Three years ago I wrote a paper on a reversal in 30 years of public resistance to higher taxation, which I argued was largely the result of prosperity. When household budgets are less tight, I suggested, people want to buy more or better goods and services. But for services that are largely provided by government, such as health and education, it is hard to purchase better services without the large financial leap involved in going private. A small increase in taxes for the government to improve services is, for these people, the cheaper option. This was why the polls showed trade-off questions between reducing taxes and spending more on services trending in favour of services, and why surveys assuming there was a surplus found large majorities in favour of extra spending.
For example, in January 2004 a Newspoll asked
If the federal government has a large surplus, should this be spent all or mainly on health and education, on personal tax cuts, or both?
72% of respondents preferred the surplus to be spent all or mainly on health and education, 9% wanted tax cuts, and 16% wanted it spent on both equally.
In the last few months, there are signs that public opinion is shifting away from tax and spend. In April, an ACNielsen poll found that two-thirds wanted income tax cuts to be included in the May Budget. About a week later Newspoll came to a very similar result.
Neither, however, directly asked about a trade-off with services, though support for tax cuts dropped to 36% when respondents were told that tax cuts might push interest rates up.
Today’s Galaxy poll reported in the News Ltd tabloids again finds the two-thirds in favour of tax cuts previously recorded by ACNielsen and Newspoll. But it also finds significant support for various spending options: 95% for spending on hospitals and schools, 72% for infrastructure projects, 56% for giving more money to the states, and (the favoured suggestion in the Prime Minister’s office) ‘buy its way to an election victory’.
Without questions that are exactly the same, it is difficult to be very confident that opinion is shifting. But it does seem that while people still want more money spent on services, they have reached the point where they also want some money back as well.
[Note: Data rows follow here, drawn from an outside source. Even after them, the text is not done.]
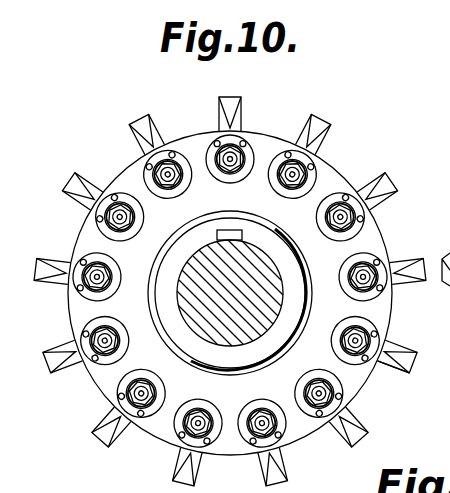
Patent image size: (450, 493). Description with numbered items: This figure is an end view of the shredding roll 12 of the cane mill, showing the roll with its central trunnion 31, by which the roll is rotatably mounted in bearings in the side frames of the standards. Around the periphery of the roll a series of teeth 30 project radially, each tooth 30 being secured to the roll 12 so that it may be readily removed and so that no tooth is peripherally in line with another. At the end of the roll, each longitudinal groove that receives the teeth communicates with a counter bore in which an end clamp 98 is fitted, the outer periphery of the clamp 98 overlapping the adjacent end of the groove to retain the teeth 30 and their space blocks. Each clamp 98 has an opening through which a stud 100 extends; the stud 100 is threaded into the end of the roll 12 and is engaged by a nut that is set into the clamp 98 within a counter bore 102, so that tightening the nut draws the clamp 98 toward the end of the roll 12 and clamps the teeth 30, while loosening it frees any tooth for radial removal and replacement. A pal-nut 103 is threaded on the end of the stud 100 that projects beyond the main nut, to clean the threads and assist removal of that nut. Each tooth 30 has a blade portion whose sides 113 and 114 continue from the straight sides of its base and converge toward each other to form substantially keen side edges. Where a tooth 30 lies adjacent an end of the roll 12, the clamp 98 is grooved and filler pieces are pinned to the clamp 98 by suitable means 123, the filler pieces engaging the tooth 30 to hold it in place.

The shredding roll 12 is at (234, 90).
The teeth 30 is at (379, 181).
The trunnions 31 is at (205, 318).
The end clamp 98 is at (350, 287).
The stud 100 is at (390, 258).
The counter bore 102 is at (351, 273).
The pal-nut 103 is at (379, 259).
The side of the blade portion 113 is at (398, 368).
The side of the blade portion 114 is at (406, 346).
The pinning means 123 is at (352, 399).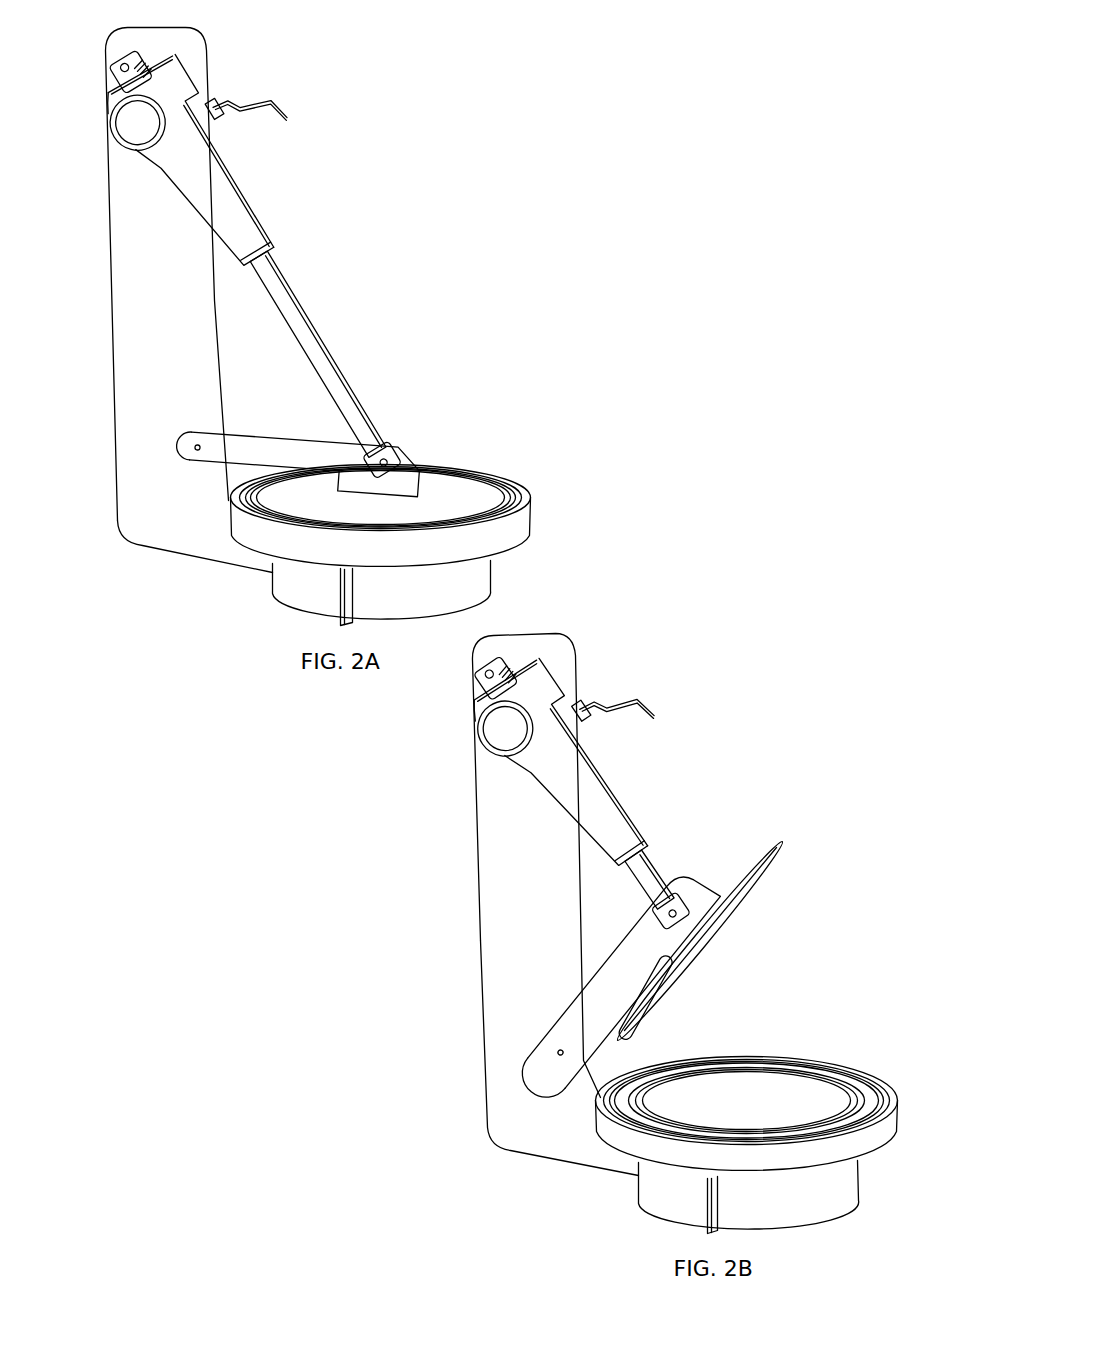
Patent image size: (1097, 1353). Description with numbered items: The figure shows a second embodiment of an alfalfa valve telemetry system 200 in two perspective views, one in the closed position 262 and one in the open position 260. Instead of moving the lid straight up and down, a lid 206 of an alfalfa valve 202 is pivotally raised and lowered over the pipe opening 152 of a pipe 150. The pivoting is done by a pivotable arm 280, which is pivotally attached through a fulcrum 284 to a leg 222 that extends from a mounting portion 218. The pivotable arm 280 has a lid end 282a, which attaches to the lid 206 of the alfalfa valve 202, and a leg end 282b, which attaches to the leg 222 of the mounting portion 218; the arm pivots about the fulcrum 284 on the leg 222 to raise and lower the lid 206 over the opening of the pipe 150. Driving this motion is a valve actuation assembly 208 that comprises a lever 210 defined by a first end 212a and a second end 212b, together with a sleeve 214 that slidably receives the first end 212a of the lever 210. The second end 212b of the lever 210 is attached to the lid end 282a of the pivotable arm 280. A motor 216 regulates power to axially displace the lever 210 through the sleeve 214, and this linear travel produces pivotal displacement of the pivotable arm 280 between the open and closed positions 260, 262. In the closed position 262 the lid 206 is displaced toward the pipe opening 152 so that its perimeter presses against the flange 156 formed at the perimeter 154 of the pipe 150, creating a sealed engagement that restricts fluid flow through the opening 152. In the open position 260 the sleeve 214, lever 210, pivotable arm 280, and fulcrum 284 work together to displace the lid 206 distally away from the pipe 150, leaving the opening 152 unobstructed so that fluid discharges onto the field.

In FIG. 2A, the alfalfa valve telemetry system 200 is at (329, 322).
In FIG. 2A, the pipe 150 is at (500, 588).
In FIG. 2B, the pipe 150 is at (600, 1223).
In FIG. 2B, the pipe opening 152 is at (807, 1083).
In FIG. 2A, the perimeter of the pipe 154 is at (530, 485).
In FIG. 2B, the perimeter of the pipe 154 is at (877, 1133).
In FIG. 2B, the flange 156 is at (870, 1103).
In FIG. 2A, the alfalfa valve 202 is at (430, 468).
In FIG. 2B, the alfalfa valve 202 is at (775, 897).
In FIG. 2A, the lid 206 is at (460, 460).
In FIG. 2B, the lid 206 is at (775, 852).
In FIG. 2A, the valve actuation assembly 208 is at (329, 265).
In FIG. 2B, the valve actuation assembly 208 is at (639, 885).
In FIG. 2A, the lever 210 is at (333, 305).
In FIG. 2B, the lever 210 is at (690, 875).
In FIG. 2A, the first end 212a is at (270, 280).
In FIG. 2B, the first end 212a is at (501, 674).
In FIG. 2A, the second end 212b is at (382, 440).
In FIG. 2B, the second end 212b is at (663, 880).
In FIG. 2A, the sleeve 214 is at (240, 217).
In FIG. 2B, the sleeve 214 is at (613, 813).
In FIG. 2A, the motor 216 is at (208, 112).
In FIG. 2B, the motor 216 is at (600, 720).
In FIG. 2A, the mounting portion 218 is at (161, 329).
In FIG. 2B, the mounting portion 218 is at (528, 923).
In FIG. 2A, the leg 222 is at (133, 347).
In FIG. 2B, the leg 222 is at (497, 945).
In FIG. 2B, the open position 260 is at (736, 1020).
In FIG. 2A, the closed position 262 is at (422, 504).
In FIG. 2B, the pivotable arm 280 is at (576, 986).
In FIG. 2A, the lid end 282a is at (304, 464).
In FIG. 2B, the lid end 282a is at (624, 977).
In FIG. 2A, the leg end 282b is at (184, 445).
In FIG. 2B, the leg end 282b is at (539, 1082).
In FIG. 2A, the fulcrum 284 is at (197, 447).
In FIG. 2B, the fulcrum 284 is at (560, 1052).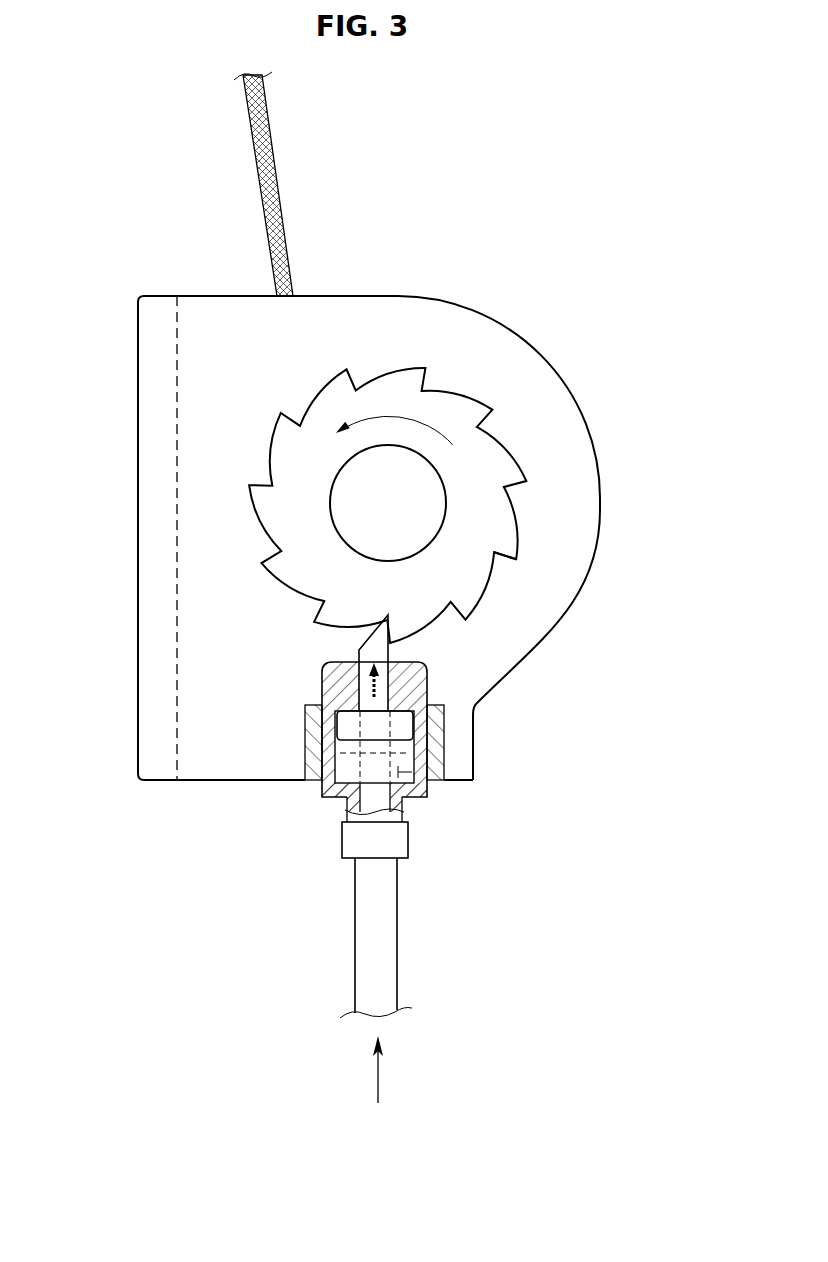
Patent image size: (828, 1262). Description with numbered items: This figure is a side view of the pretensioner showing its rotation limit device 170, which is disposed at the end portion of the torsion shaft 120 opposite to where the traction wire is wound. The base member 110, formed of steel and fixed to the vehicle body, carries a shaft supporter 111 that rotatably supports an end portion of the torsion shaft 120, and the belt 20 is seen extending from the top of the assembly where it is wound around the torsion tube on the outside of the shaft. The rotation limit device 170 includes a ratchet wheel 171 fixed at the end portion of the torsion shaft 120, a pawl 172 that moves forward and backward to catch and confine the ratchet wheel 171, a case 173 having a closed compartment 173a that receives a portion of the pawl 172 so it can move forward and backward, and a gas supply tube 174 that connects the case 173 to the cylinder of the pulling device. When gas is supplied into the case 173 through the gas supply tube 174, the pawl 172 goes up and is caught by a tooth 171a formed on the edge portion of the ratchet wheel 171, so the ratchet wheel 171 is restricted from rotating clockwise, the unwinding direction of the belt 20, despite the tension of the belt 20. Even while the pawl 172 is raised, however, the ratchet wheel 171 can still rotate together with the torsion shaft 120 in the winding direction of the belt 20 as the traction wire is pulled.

The belt 20 is at (280, 183).
The base member 110 is at (145, 661).
The shaft supporter 111 is at (480, 333).
The rotation limit device 170 is at (588, 466).
The ratchet wheel 171 is at (278, 462).
The tooth 171a is at (505, 558).
The torsion shaft 120 is at (425, 512).
The pawl 172 is at (357, 655).
The case 173 is at (422, 737).
The closed compartment 173a is at (412, 776).
The gas supply tube 174 is at (388, 920).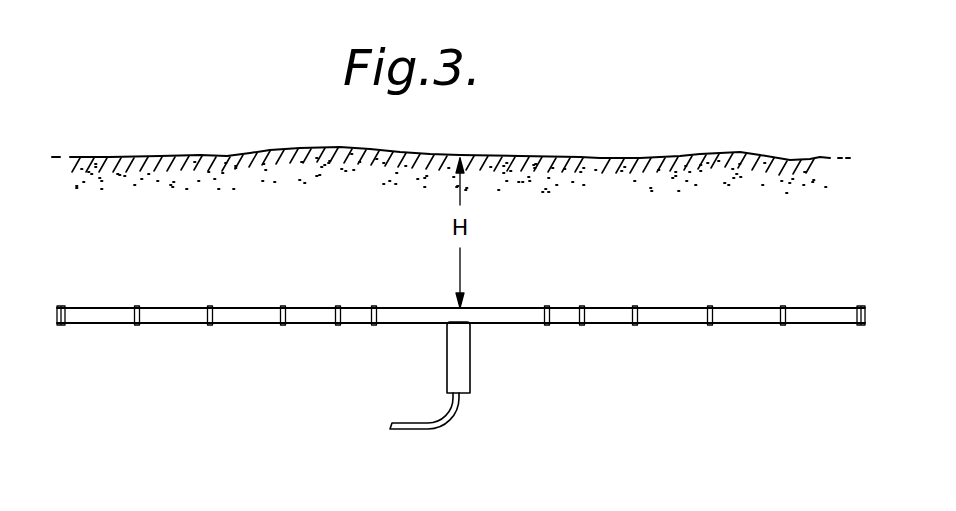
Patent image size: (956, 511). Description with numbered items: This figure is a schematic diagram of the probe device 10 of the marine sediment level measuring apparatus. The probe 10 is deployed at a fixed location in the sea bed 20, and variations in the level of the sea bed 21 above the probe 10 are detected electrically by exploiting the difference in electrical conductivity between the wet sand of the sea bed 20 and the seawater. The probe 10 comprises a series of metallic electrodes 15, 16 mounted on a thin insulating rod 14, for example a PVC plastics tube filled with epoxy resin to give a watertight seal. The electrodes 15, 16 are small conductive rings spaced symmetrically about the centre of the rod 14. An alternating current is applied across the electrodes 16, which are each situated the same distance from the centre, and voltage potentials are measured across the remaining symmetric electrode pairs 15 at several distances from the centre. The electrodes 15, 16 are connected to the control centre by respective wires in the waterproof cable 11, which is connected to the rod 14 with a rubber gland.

The probe device 10 is at (461, 360).
The cable 11 is at (430, 428).
The rod 14 is at (173, 317).
The electrodes 15 is at (208, 308).
The electrodes 16 is at (283, 308).
The sea bed 20 is at (269, 233).
The level of the sea bed 21 is at (598, 157).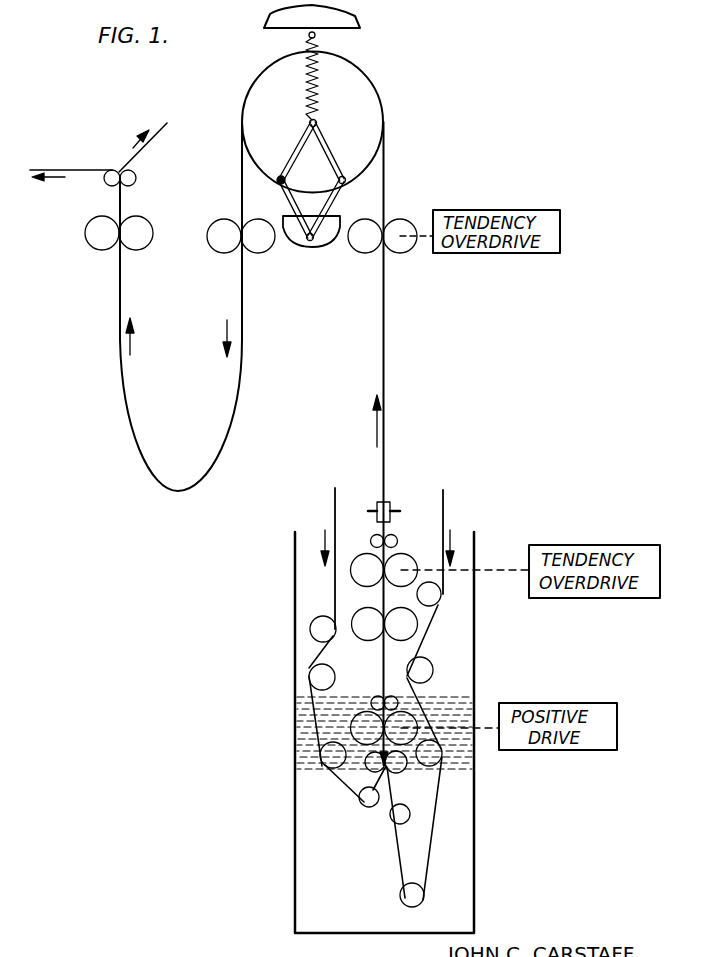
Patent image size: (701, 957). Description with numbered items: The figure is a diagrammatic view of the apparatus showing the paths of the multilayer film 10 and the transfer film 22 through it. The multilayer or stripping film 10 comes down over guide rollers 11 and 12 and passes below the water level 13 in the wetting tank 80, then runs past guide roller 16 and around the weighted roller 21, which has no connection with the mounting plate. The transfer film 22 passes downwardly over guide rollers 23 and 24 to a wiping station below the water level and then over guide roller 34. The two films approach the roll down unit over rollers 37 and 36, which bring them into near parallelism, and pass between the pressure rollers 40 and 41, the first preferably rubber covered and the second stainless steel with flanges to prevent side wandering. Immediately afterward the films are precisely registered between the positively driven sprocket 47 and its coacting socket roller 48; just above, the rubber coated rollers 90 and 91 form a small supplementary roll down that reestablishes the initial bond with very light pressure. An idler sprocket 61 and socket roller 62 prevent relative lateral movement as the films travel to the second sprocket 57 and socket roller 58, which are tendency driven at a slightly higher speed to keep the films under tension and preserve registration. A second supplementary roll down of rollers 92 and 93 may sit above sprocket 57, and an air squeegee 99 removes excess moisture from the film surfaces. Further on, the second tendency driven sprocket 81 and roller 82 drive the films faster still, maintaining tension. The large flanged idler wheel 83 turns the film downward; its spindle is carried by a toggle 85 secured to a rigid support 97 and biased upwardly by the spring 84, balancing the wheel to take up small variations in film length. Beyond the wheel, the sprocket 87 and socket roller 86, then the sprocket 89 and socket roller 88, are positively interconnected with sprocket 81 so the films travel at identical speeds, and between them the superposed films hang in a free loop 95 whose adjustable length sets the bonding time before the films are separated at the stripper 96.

The spring 84 is at (318, 88).
The idler wheel 83 is at (363, 104).
The toggle 85 is at (340, 166).
The rigid support 97 is at (318, 243).
The sprocket 87 is at (221, 243).
The socket roller 86 is at (253, 245).
The roller 82 is at (363, 244).
The tendency driven sprocket 81 is at (401, 245).
The stripper 96 is at (137, 178).
The socket roller 88 is at (97, 244).
The sprocket 89 is at (133, 245).
The free loop 95 is at (204, 484).
The wetting tank 80 is at (474, 641).
The water level 13 is at (474, 683).
The transfer film 22 is at (335, 488).
The multilayer film 10 is at (443, 490).
The air squeegee 99 is at (386, 502).
The rubber coated roller 93 is at (373, 538).
The rubber coated roller 92 is at (396, 537).
The socket roller 58 is at (367, 581).
The second sprocket 57 is at (406, 562).
The guide roller 11 is at (439, 599).
The guide roller 23 is at (323, 621).
The socket roller 62 is at (367, 636).
The idler sprocket 61 is at (403, 636).
The guide roller 24 is at (323, 673).
The guide roller 12 is at (428, 667).
The rubber coated roller 91 is at (375, 698).
The rubber coated roller 90 is at (392, 696).
The socket roller 48 is at (351, 725).
The sprocket 47 is at (412, 725).
The guide roller 34 is at (327, 765).
The pressure roller 40 is at (369, 767).
The pressure roller 41 is at (394, 770).
The guide roller 16 is at (427, 762).
The roller 36 is at (367, 806).
The roller 37 is at (401, 821).
The roller 21 is at (402, 896).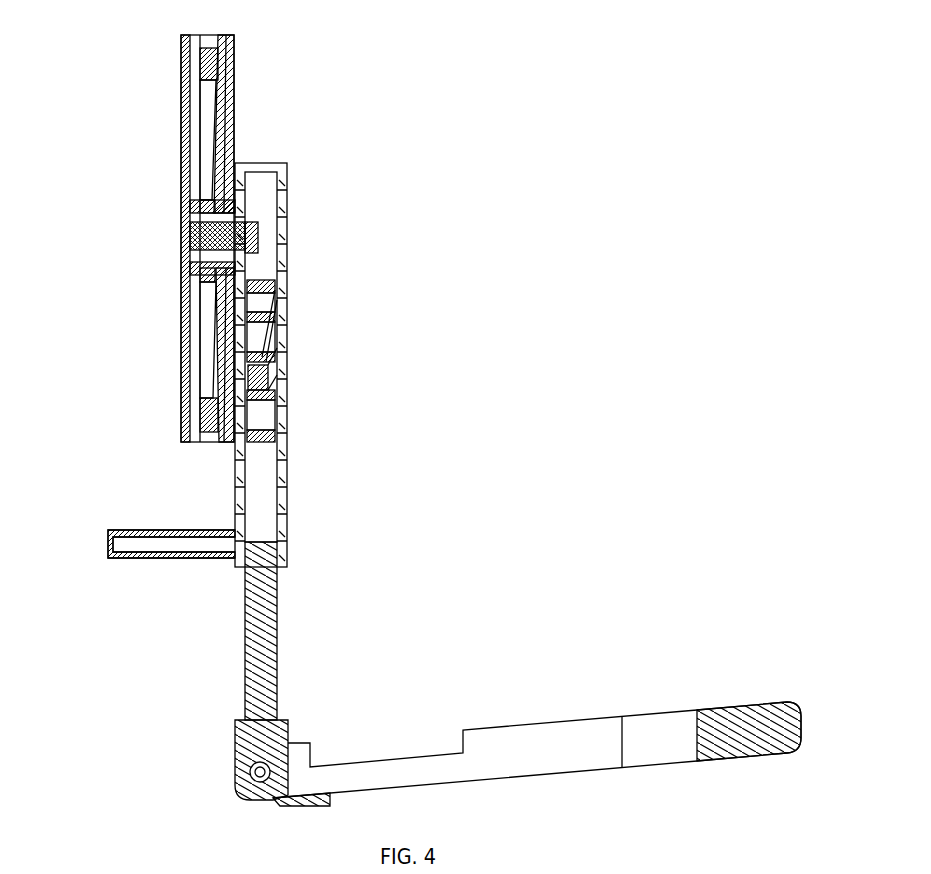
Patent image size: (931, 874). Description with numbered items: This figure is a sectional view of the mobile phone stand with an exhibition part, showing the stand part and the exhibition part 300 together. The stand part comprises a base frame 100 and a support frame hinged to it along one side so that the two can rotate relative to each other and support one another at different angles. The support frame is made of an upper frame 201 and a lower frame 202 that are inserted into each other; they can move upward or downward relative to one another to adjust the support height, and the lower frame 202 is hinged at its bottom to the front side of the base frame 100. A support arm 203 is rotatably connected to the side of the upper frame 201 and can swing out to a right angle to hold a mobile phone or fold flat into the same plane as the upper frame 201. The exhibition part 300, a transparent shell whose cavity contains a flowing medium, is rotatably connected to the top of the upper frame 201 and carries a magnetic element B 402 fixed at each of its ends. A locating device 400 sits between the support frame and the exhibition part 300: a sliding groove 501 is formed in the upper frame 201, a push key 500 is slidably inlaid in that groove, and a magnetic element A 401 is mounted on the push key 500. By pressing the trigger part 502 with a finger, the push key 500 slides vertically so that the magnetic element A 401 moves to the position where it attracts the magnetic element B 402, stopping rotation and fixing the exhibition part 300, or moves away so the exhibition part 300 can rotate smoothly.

The base frame 100 is at (731, 716).
The upper frame 201 is at (283, 480).
The lower frame 202 is at (270, 634).
The support arm 203 is at (128, 536).
The exhibition part 300 is at (186, 110).
The locating device 400 is at (276, 222).
The magnetic element A 401 is at (271, 375).
The magnetic element B 402 is at (208, 62).
The push key 500 is at (320, 332).
The sliding groove 501 is at (267, 278).
The trigger part 502 is at (281, 335).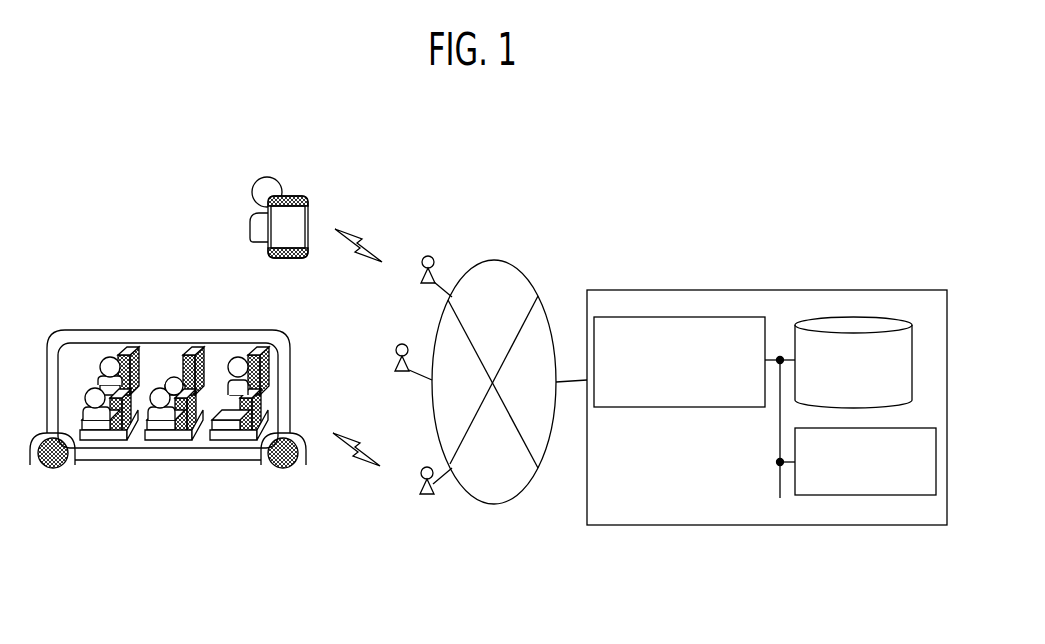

What’s changed? The persistent huge surpluses are surely a significant factor here. During the 2004 election campaign, the Coalition announced the Future Fund, the first institutional sign that the government plans to raise more money than it needs for current services into the foreseeable future. The two additional future funds announced since, the Higher Education Endowment Fund and the Health and Medical Investment Fund, can only have added to this impression.
The last two funds were not the result of any great forward thinking, but Treasury’s inability to estimate accurately how much revenue the tax system will bring in. Accordingly, the Galaxy poll found that 51% believed that the surplus was mainly achieved through ‘taxes being too high’.
Though we don’t have any data since 2005, there are some signs that the billions flowing into the health system are having some impact on public perceptions. 63% of respondents to the 1998 Australian Election Survey thought that the standard of health services had declined since the last election. In the 2005 Australian Election Survey, 51% thought they had declined in the previous two years. Those who thought that services were improving went from 12% to 18%.
I would also think that rising interest rates are having some impact. My thesis in 2004 was that household budgets were an important factor in public opinion on tax and spend, and as more money has been allocated to interest payments households will look at increasing revenue from other sources, such as paying less tax.
The 2007 Australian Election Survey and Australian Survey of Social Attitudes will, I hope, repeat previous questions so that we can see if there is a real trend here. But changes in objective conditions, along with the three polls finding very similar support for tax cuts, suggest that we will see a shift away from tax and spend.